Director, Belfer Center for Science and International Affairs
The 10th anniversary of the September 11 attacks that killed 3,000 people, innocents from more than 90 countries, is an appropriate occasion to reflect on an unhappy truth: Al Qaeda has been, and remains, at war with civilized peoples everywhere in the world. As Americans reflect on that fateful day, we should be clear that 9/11 is “not just about us.”

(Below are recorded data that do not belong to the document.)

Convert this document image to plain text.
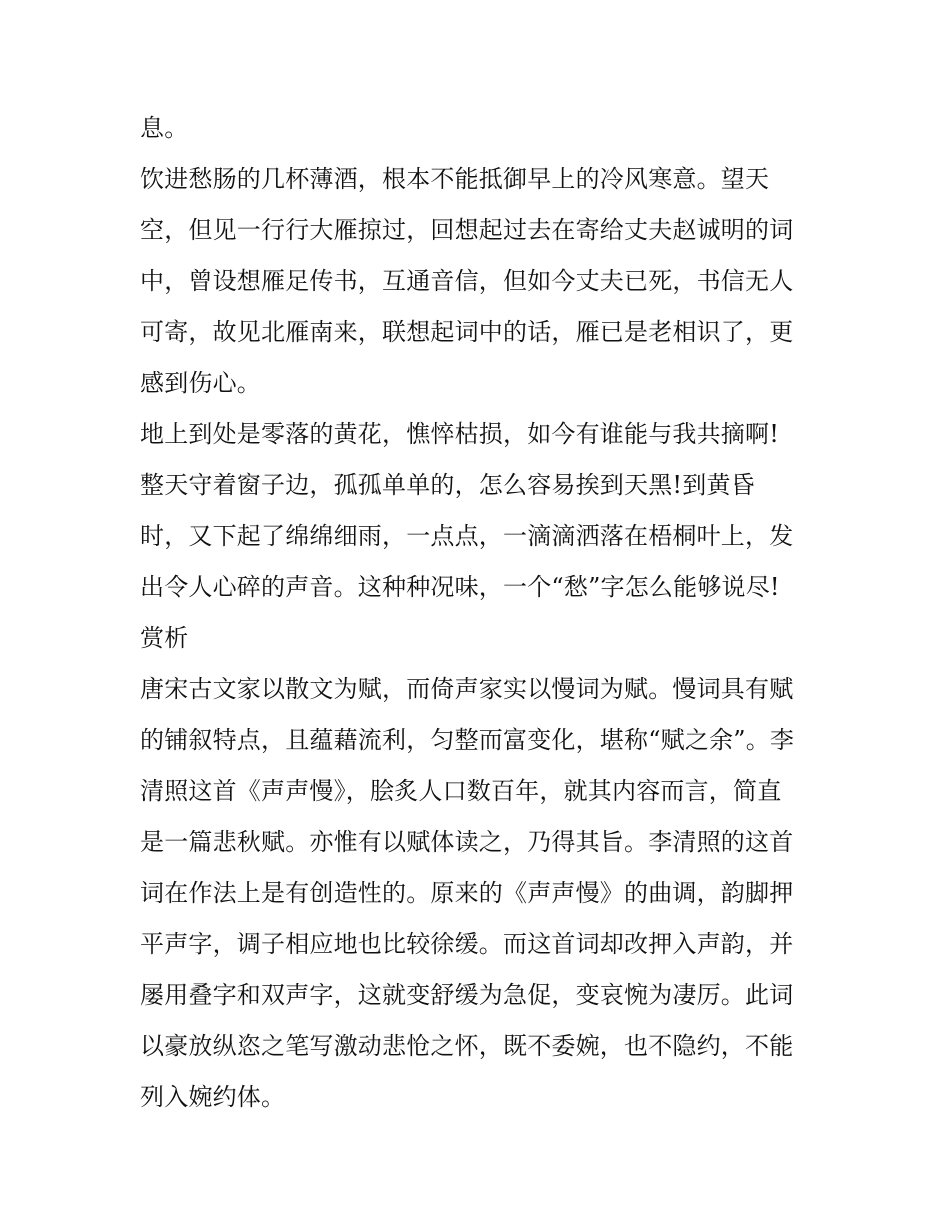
息。
饮进愁肠的几杯薄酒，根本不能抵御早上的冷风寒意。望天
空，但见一行行大雁掠过，回想起过去在寄给丈夫赵诚明的词
中，曾设想雁足传书，互通音信，但如今丈夫已死，书信无人
可寄，故见北雁南来，联想起词中的话，雁已是老相识了，更
感到伤心。
地上到处是零落的黄花，憔悴枯损，如今有谁能与我共摘啊!
整天守着窗子边，孤孤单单的，怎么容易挨到天黑!到黄昏
时，又下起了绵绵细雨，一点点，一滴滴洒落在梧桐叶上，发
出令人心碎的声音。这种种况味，一个“愁”字怎么能够说尽!
赏析
唐宋古文家以散文为赋，而倚声家实以慢词为赋。慢词具有赋
的铺叙特点，且蕴藉流利，匀整而富变化，堪称“赋之余”。李
清照这首《声声慢》，脍炙人口数百年，就其内容而言，简直
是一篇悲秋赋。亦惟有以赋体读之，乃得其旨。李清照的这首
词在作法上是有创造性的。原来的《声声慢》的曲调，韵脚押
平声字，调子相应地也比较徐缓。而这首词却改押入声韵，并
屡用叠字和双声字，这就变舒缓为急促，变哀惋为凄厉。此词
以豪放纵恣之笔写激动悲怆之怀，既不委婉，也不隐约，不能
列入婉约体。
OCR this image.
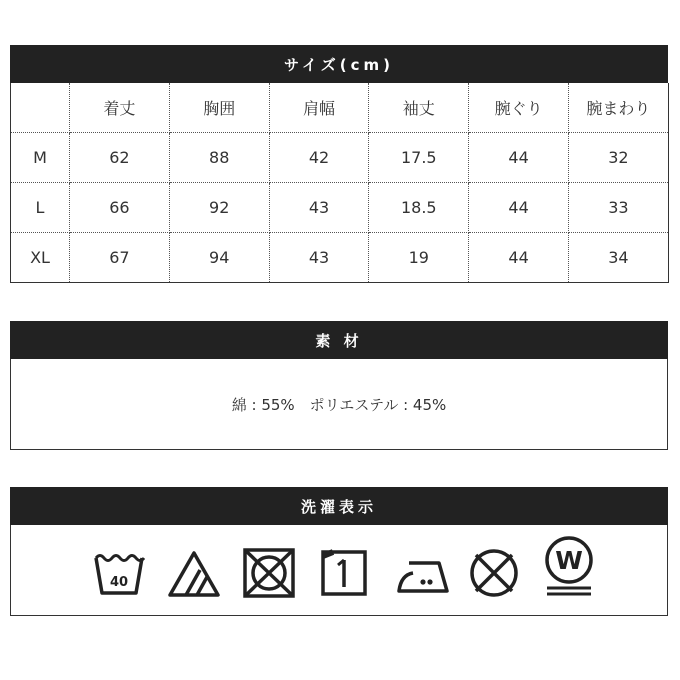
サイズ(cm)
	着丈	胸囲	肩幅	袖丈	腕ぐり	腕まわり
M	62	88	42	17.5	44	32
L	66	92	43	18.5	44	33
XL	67	94	43	19	44	34
素 材
綿 : 55%　ポリエステル : 45%
洗濯表示
40
W
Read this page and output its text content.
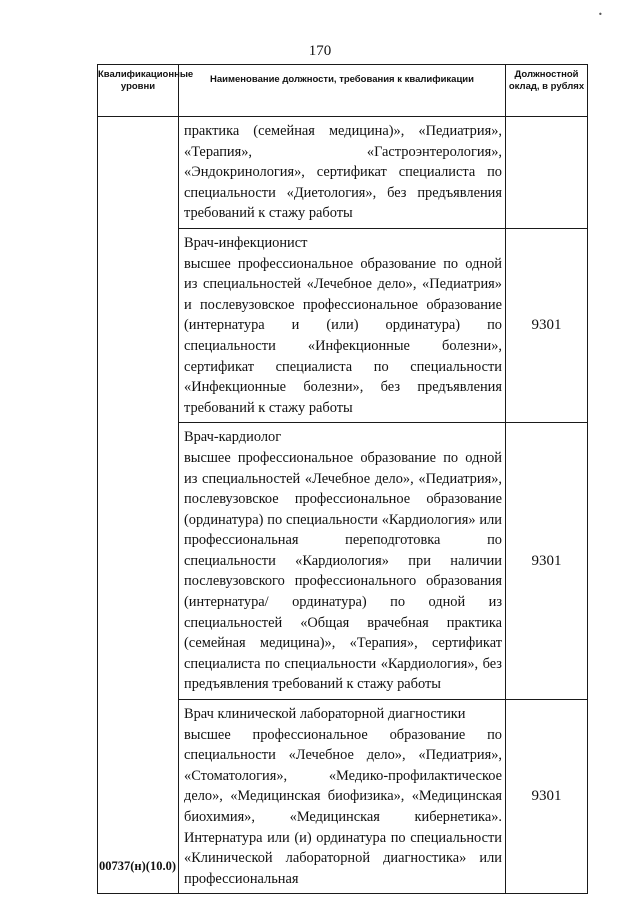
•
170
Квалификационные уровни	Наименование должности, требования к квалификации	Должностной оклад, в рублях

	практика (семейная медицина)», «Педиатрия», «Терапия», «Гастроэнтерология», «Эндокринология», сертификат специалиста по специальности «Диетология», без предъявления требований к стажу работы	

	Врач-инфекционист
высшее профессиональное образование по одной из специальностей «Лечебное дело», «Педиатрия» и послевузовское профессиональное образование (интернатура и (или) ординатура) по специальности «Инфекционные болезни», сертификат специалиста по специальности «Инфекционные болезни», без предъявления требований к стажу работы	9301

	Врач-кардиолог
высшее профессиональное образование по одной из специальностей «Лечебное дело», «Педиатрия», послевузовское профессиональное образование (ординатура) по специальности «Кардиология» или профессиональная переподготовка по специальности «Кардиология» при наличии послевузовского профессионального образования (интернатура/ ординатура) по одной из специальностей «Общая врачебная практика (семейная медицина)», «Терапия», сертификат специалиста по специальности «Кардиология», без предъявления требований к стажу работы	9301

	Врач клинической лабораторной диагностики
высшее профессиональное образование по специальности «Лечебное дело», «Педиатрия», «Стоматология», «Медико-профилактическое дело», «Медицинская биофизика», «Медицинская биохимия», «Медицинская кибернетика». Интернатура или (и) ординатура по специальности «Клинической лабораторной диагностика» или профессиональная	9301
00737(н)(10.0)
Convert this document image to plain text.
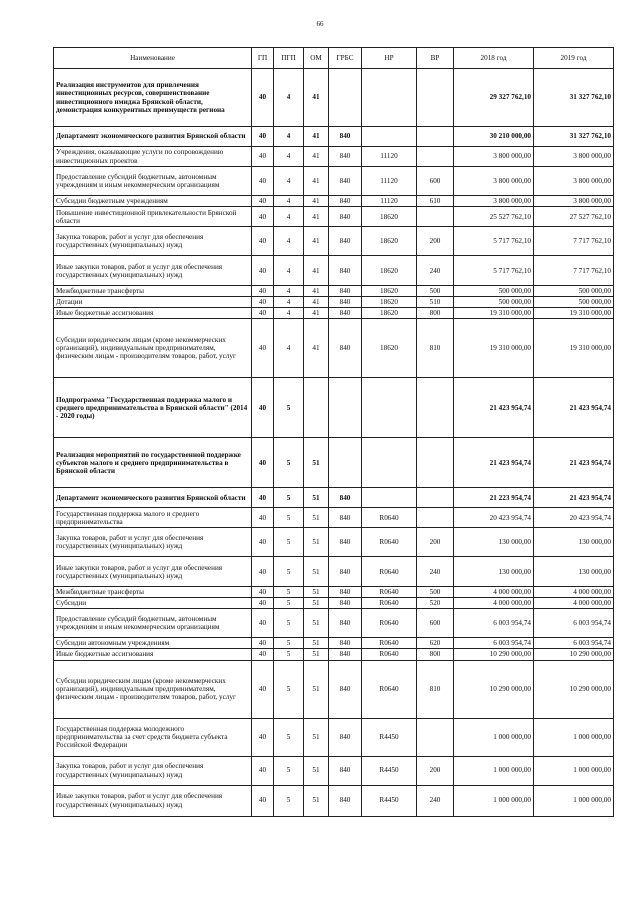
66
Наименование	ГП	ПГП	ОМ	ГРБС	НР	ВР	2018 год	2019 год
Реализация инструментов для привлечения инвестиционных ресурсов, совершенствование инвестиционного имиджа Брянской области, демонстрация конкурентных преимуществ региона	40	4	41				29 327 762,10	31 327 762,10
Департамент экономического развития Брянской области	40	4	41	840			30 210 000,00	31 327 762,10
Учреждения, оказывающие услуги по сопровождению инвестиционных проектов	40	4	41	840	11120		3 800 000,00	3 800 000,00
Предоставление субсидий бюджетным, автономным учреждениям и иным некоммерческим организациям	40	4	41	840	11120	600	3 800 000,00	3 800 000,00
Субсидии бюджетным учреждениям	40	4	41	840	11120	610	3 800 000,00	3 800 000,00
Повышение инвестиционной привлекательности Брянской области	40	4	41	840	18620		25 527 762,10	27 527 762,10
Закупка товаров, работ и услуг для обеспечения государственных (муниципальных) нужд	40	4	41	840	18620	200	5 717 762,10	7 717 762,10
Иные закупки товаров, работ и услуг для обеспечения государственных (муниципальных) нужд	40	4	41	840	18620	240	5 717 762,10	7 717 762,10
Межбюджетные трансферты	40	4	41	840	18620	500	500 000,00	500 000,00
Дотации	40	4	41	840	18620	510	500 000,00	500 000,00
Иные бюджетные ассигнования	40	4	41	840	18620	800	19 310 000,00	19 310 000,00
Субсидии юридическим лицам (кроме некоммерческих организаций), индивидуальным предпринимателям, физическим лицам - производителям товаров, работ, услуг	40	4	41	840	18620	810	19 310 000,00	19 310 000,00
Подпрограмма "Государственная поддержка малого и среднего предпринимательства в Брянской области" (2014 - 2020 годы)	40	5					21 423 954,74	21 423 954,74
Реализация мероприятий по государственной поддержке субъектов малого и среднего предпринимательства в Брянской области	40	5	51				21 423 954,74	21 423 954,74
Департамент экономического развития Брянской области	40	5	51	840			21 223 954,74	21 423 954,74
Государственная поддержка малого и среднего предпринимательства	40	5	51	840	R0640		20 423 954,74	20 423 954,74
Закупка товаров, работ и услуг для обеспечения государственных (муниципальных) нужд	40	5	51	840	R0640	200	130 000,00	130 000,00
Иные закупки товаров, работ и услуг для обеспечения государственных (муниципальных) нужд	40	5	51	840	R0640	240	130 000,00	130 000,00
Межбюджетные трансферты	40	5	51	840	R0640	500	4 000 000,00	4 000 000,00
Субсидии	40	5	51	840	R0640	520	4 000 000,00	4 000 000,00
Предоставление субсидий бюджетным, автономным учреждениям и иным некоммерческим организациям	40	5	51	840	R0640	600	6 003 954,74	6 003 954,74
Субсидии автономным учреждениям	40	5	51	840	R0640	620	6 003 954,74	6 003 954,74
Иные бюджетные ассигнования	40	5	51	840	R0640	800	10 290 000,00	10 290 000,00
Субсидии юридическим лицам (кроме некоммерческих организаций), индивидуальным предпринимателям, физическим лицам - производителям товаров, работ, услуг	40	5	51	840	R0640	810	10 290 000,00	10 290 000,00
Государственная поддержка молодежного предпринимательства за счет средств бюджета субъекта Российской Федерации	40	5	51	840	R4450		1 000 000,00	1 000 000,00
Закупка товаров, работ и услуг для обеспечения государственных (муниципальных) нужд	40	5	51	840	R4450	200	1 000 000,00	1 000 000,00
Иные закупки товаров, работ и услуг для обеспечения государственных (муниципальных) нужд	40	5	51	840	R4450	240	1 000 000,00	1 000 000,00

By any metric, 9/11 was the most catastrophic attack in Al Qaeda’s two-decades history. It was not its first, however, nor its last. Since 1992—when Al Qaeda targeted American troops in Aden, Yemen in a hotel bombing that ended up killing 2 Australians—Al Qaeda has killed 5,000 people worldwide. A chart published by the Economist in May provides a summary of Al Qaeda attacks and casualties that span four continents.
Since 9/11, they have expanded their deadly footprint. As the map below illustrates, Al Qaeda, its affiliates, and its acolytes have murdered hundreds more people with successful attacks in Europe, Bali, India, and most recently Russia. They have tried repeatedly to strike the American homeland, including a plot to bomb the New York City subway in 2009 that was intercepted by law enforcement officials just days before the attack and the 2010 attempt by an American citizen to bomb Times Square. Had these efforts been successful, hundreds of people—Americans and, undoubtedly, visitors from around the world—would have died.
When 19 hijackers turned passenger planes into piloted cruise missiles and crashed them into the World Trade Center and Pentagon that Tuesday morning 10 years ago, Al Qaeda not only committed an act of war against the United States. It demonstrated that it is at war with the world. Its attacks were not just against Americans. They were, as Kofi Annan, then-Secretary General of the United Nations, observed, “an attack on humanity itself.”